# Musty Smell In New Construction



## Gary in WA (Mar 11, 2009)

The air currents in the closed crawl did not reach the corners = wet. As you closed it, now it requires conditioning by; http://publicecodes.cyberregs.com/icod/irc/2009/icod_irc_2009_4_par111.htm I am not surprised it smells wet and musty, without forced air moving under there. I doubt a few vent holes to the conditioned areas will help much. The rim joists should have been insulated with foamboard, as the walls; http://www.buildingscience.com/documents/information-sheets/crawlspace-insulation/

Gary


----------



## RustyRealtor (Apr 13, 2009)

Thanks for the reply and the link contained therein. 
I am going to install a 12" louvered exhaust fan in the crawl space door and cut four holes in the main floor, one under the electric stove, one under the washer, one under the bed in the master and one undetermined. I will run the fan three hours at a time, twelve hours a day. I'll let you know.

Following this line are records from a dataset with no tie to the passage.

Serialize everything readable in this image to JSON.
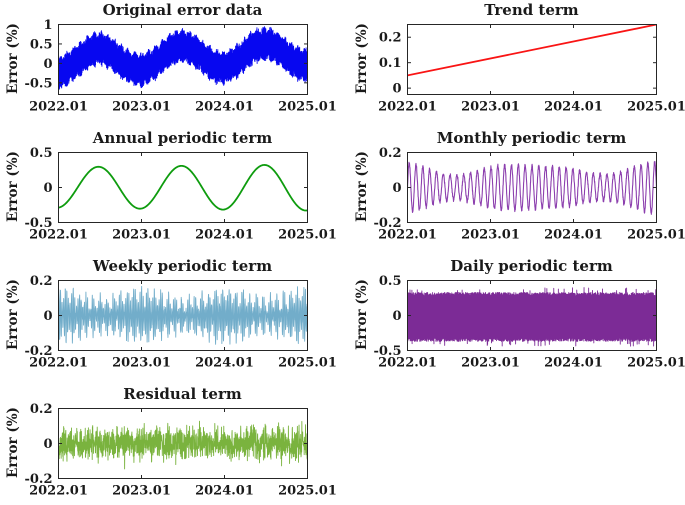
{
  "figure": {
    "ylabel": "Error (%)",
    "axis_color": "#262626",
    "text_color": "#1a1a1a",
    "background": "#ffffff",
    "x_tick_labels": [
      "2022.01",
      "2023.01",
      "2024.01",
      "2025.01"
    ]
  },
  "chart_data": [
    {
      "type": "line",
      "title": "Original error data",
      "ylabel": "Error (%)",
      "color": "#0707f0",
      "xlim": [
        2022.01,
        2025.01
      ],
      "ylim": [
        -0.8,
        1.0
      ],
      "xticks": {
        "labels": [
          "2022.01",
          "2023.01",
          "2024.01",
          "2025.01"
        ],
        "values": [
          2022.01,
          2023.01,
          2024.01,
          2025.01
        ]
      },
      "yticks": [
        {
          "label": "1",
          "v": 1
        },
        {
          "label": "0.5",
          "v": 0.5
        },
        {
          "label": "0",
          "v": 0
        },
        {
          "label": "-0.5",
          "v": -0.5
        }
      ],
      "grid": false,
      "legend": null,
      "description": "Annual sinusoid (about +/-0.3) plus dense high-frequency band (+/-0.3 to 0.45) on a rising mean 0.05 to 0.25; envelope peaks near 1.0 mid-year, lows near -0.75 each January",
      "signal": {
        "kind": "sum-zigzag",
        "samples": 1400,
        "seed": 7,
        "trend": [
          0.05,
          0.25
        ],
        "annual_amp": 0.29,
        "annual_phase": 0.23,
        "e0": 0.28,
        "e1": 0.14,
        "emod": 0.05
      }
    },
    {
      "type": "line",
      "title": "Trend term",
      "ylabel": "Error (%)",
      "color": "#f91414",
      "xlim": [
        2022.01,
        2025.01
      ],
      "ylim": [
        -0.025,
        0.25
      ],
      "xticks": {
        "labels": [
          "2022.01",
          "2023.01",
          "2024.01",
          "2025.01"
        ],
        "values": [
          2022.01,
          2023.01,
          2024.01,
          2025.01
        ]
      },
      "yticks": [
        {
          "label": "0.2",
          "v": 0.2
        },
        {
          "label": "0.1",
          "v": 0.1
        },
        {
          "label": "0",
          "v": 0
        }
      ],
      "grid": false,
      "legend": null,
      "description": "Straight line rising from about 0.05 at 2022.01 to about 0.25 at 2025.01",
      "signal": {
        "kind": "linear",
        "samples": 2,
        "y0": 0.05,
        "y1": 0.25
      }
    },
    {
      "type": "line",
      "title": "Annual periodic term",
      "ylabel": "Error (%)",
      "color": "#0e9c0e",
      "xlim": [
        2022.01,
        2025.01
      ],
      "ylim": [
        -0.5,
        0.5
      ],
      "xticks": {
        "labels": [
          "2022.01",
          "2023.01",
          "2024.01",
          "2025.01"
        ],
        "values": [
          2022.01,
          2023.01,
          2024.01,
          2025.01
        ]
      },
      "yticks": [
        {
          "label": "0.5",
          "v": 0.5
        },
        {
          "label": "0",
          "v": 0
        },
        {
          "label": "-0.5",
          "v": -0.5
        }
      ],
      "grid": false,
      "legend": null,
      "description": "Smooth one-year-period sine, peaks about +0.27/+0.30/+0.32 mid-year, troughs about -0.33 each January, starting near -0.3",
      "signal": {
        "kind": "sine",
        "samples": 400,
        "amp": 0.29,
        "amp_growth": 0.013,
        "phase": 0.23,
        "freq": 1
      }
    },
    {
      "type": "line",
      "title": "Monthly periodic term",
      "ylabel": "Error (%)",
      "color": "#8c3fae",
      "xlim": [
        2022.01,
        2025.01
      ],
      "ylim": [
        -0.2,
        0.2
      ],
      "xticks": {
        "labels": [
          "2022.01",
          "2023.01",
          "2024.01",
          "2025.01"
        ],
        "values": [
          2022.01,
          2023.01,
          2024.01,
          2025.01
        ]
      },
      "yticks": [
        {
          "label": "0.2",
          "v": 0.2
        },
        {
          "label": "0",
          "v": 0
        },
        {
          "label": "-0.2",
          "v": -0.2
        }
      ],
      "grid": false,
      "legend": null,
      "description": "About 36 oscillations over 3 years (monthly period); amplitude modulated between roughly 0.08 and 0.15, largest near 2022.7 and 2024.3",
      "signal": {
        "kind": "am-sine",
        "samples": 1500,
        "seed": 21,
        "a0": 0.108,
        "a1": 0.028,
        "mod_freq": 0.625,
        "mod_phase": 2.2,
        "a2": 0.012,
        "freq": 12.17,
        "noise": 0.01
      }
    },
    {
      "type": "line",
      "title": "Weekly periodic term",
      "ylabel": "Error (%)",
      "color": "#72adca",
      "xlim": [
        2022.01,
        2025.01
      ],
      "ylim": [
        -0.2,
        0.2
      ],
      "xticks": {
        "labels": [
          "2022.01",
          "2023.01",
          "2024.01",
          "2025.01"
        ],
        "values": [
          2022.01,
          2023.01,
          2024.01,
          2025.01
        ]
      },
      "yticks": [
        {
          "label": "0.2",
          "v": 0.2
        },
        {
          "label": "0",
          "v": 0
        },
        {
          "label": "-0.2",
          "v": -0.2
        }
      ],
      "grid": false,
      "legend": null,
      "description": "Dense weekly-period comb; spike envelope varies roughly 0.05 to 0.18, larger near the start and end of the span, smaller mid-2023",
      "signal": {
        "kind": "am-sine",
        "samples": 1600,
        "seed": 33,
        "a0": 0.088,
        "a1": 0.045,
        "mod_freq": 12.2,
        "mod_phase": 0.8,
        "a2": 0.022,
        "freq": 52.18,
        "noise": 0.025
      }
    },
    {
      "type": "line",
      "title": "Daily periodic term",
      "ylabel": "Error (%)",
      "color": "#7c2b96",
      "xlim": [
        2022.01,
        2025.01
      ],
      "ylim": [
        -0.5,
        0.5
      ],
      "xticks": {
        "labels": [
          "2022.01",
          "2023.01",
          "2024.01",
          "2025.01"
        ],
        "values": [
          2022.01,
          2023.01,
          2024.01,
          2025.01
        ]
      },
      "yticks": [
        {
          "label": "0.5",
          "v": 0.5
        },
        {
          "label": "0",
          "v": 0
        },
        {
          "label": "-0.5",
          "v": -0.5
        }
      ],
      "grid": false,
      "legend": null,
      "description": "Solid dense band of daily oscillations spanning roughly +0.33 to -0.36 with occasional spikes toward +/-0.43",
      "signal": {
        "kind": "zigzag",
        "samples": 1300,
        "seed": 41,
        "center": -0.02,
        "e0": 0.3,
        "e1": 0.05,
        "spike_p": 0.04,
        "spike": 0.07
      }
    },
    {
      "type": "line",
      "title": "Residual term",
      "ylabel": "Error (%)",
      "color": "#7ab33e",
      "xlim": [
        2022.01,
        2025.01
      ],
      "ylim": [
        -0.2,
        0.2
      ],
      "xticks": {
        "labels": [
          "2022.01",
          "2023.01",
          "2024.01",
          "2025.01"
        ],
        "values": [
          2022.01,
          2023.01,
          2024.01,
          2025.01
        ]
      },
      "yticks": [
        {
          "label": "0.2",
          "v": 0.2
        },
        {
          "label": "0",
          "v": 0
        },
        {
          "label": "-0.2",
          "v": -0.2
        }
      ],
      "grid": false,
      "legend": null,
      "description": "Zero-mean noise band, core about +/-0.08 with occasional spikes to about +/-0.15",
      "signal": {
        "kind": "noise",
        "samples": 1500,
        "seed": 55,
        "scale": 0.09,
        "spike_p": 0.012,
        "spike": 0.05
      }
    }
  ]
}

Why is rigid foam better than unfaced bat or rock wool? Can I drape rock wool down my encapsulated crawl space walls? Is rock wool not inorganic and therefore impervious to mold and mildew?


----------



## Windows on Wash (Aug 30, 2011)

Rigid foam will have a higher R-Value per inch as well as be more tolerant and resistant to any moisture.


----------



## joecaption (Nov 30, 2011)

Why would you cut holes in the floor


----------



## RustyRealtor (Apr 13, 2009)

I cut three holes equalling one square foot in the floor so as to draw air from the living space and into the crawl space. I did it today and it really seems to have helped. I think the odor is leaving. My duct work is all in the attic and I can't figure a way to get a duct down there. I put a 600 cfm louvered exhaust fan in the crawl space door. I put the fan on a timer running three hours on and three hours off. I turned the fan on before I cut the holes in the floor and the vinyl in the crawl lifted up and it looked like a big balloon down there. The plastic settled back down after I cut the holes. The fan is made by Dayton and the motor gets really hot. It worries me a little. I am leaving town tomorrow and i sure hope the motor doesn't fry. Cutting holes in the floor is a probably a band aid and i know it sounds crazy, but I just didn't know what else to do. I am broke and the musty odor was making me ill. It seems much better now.


----------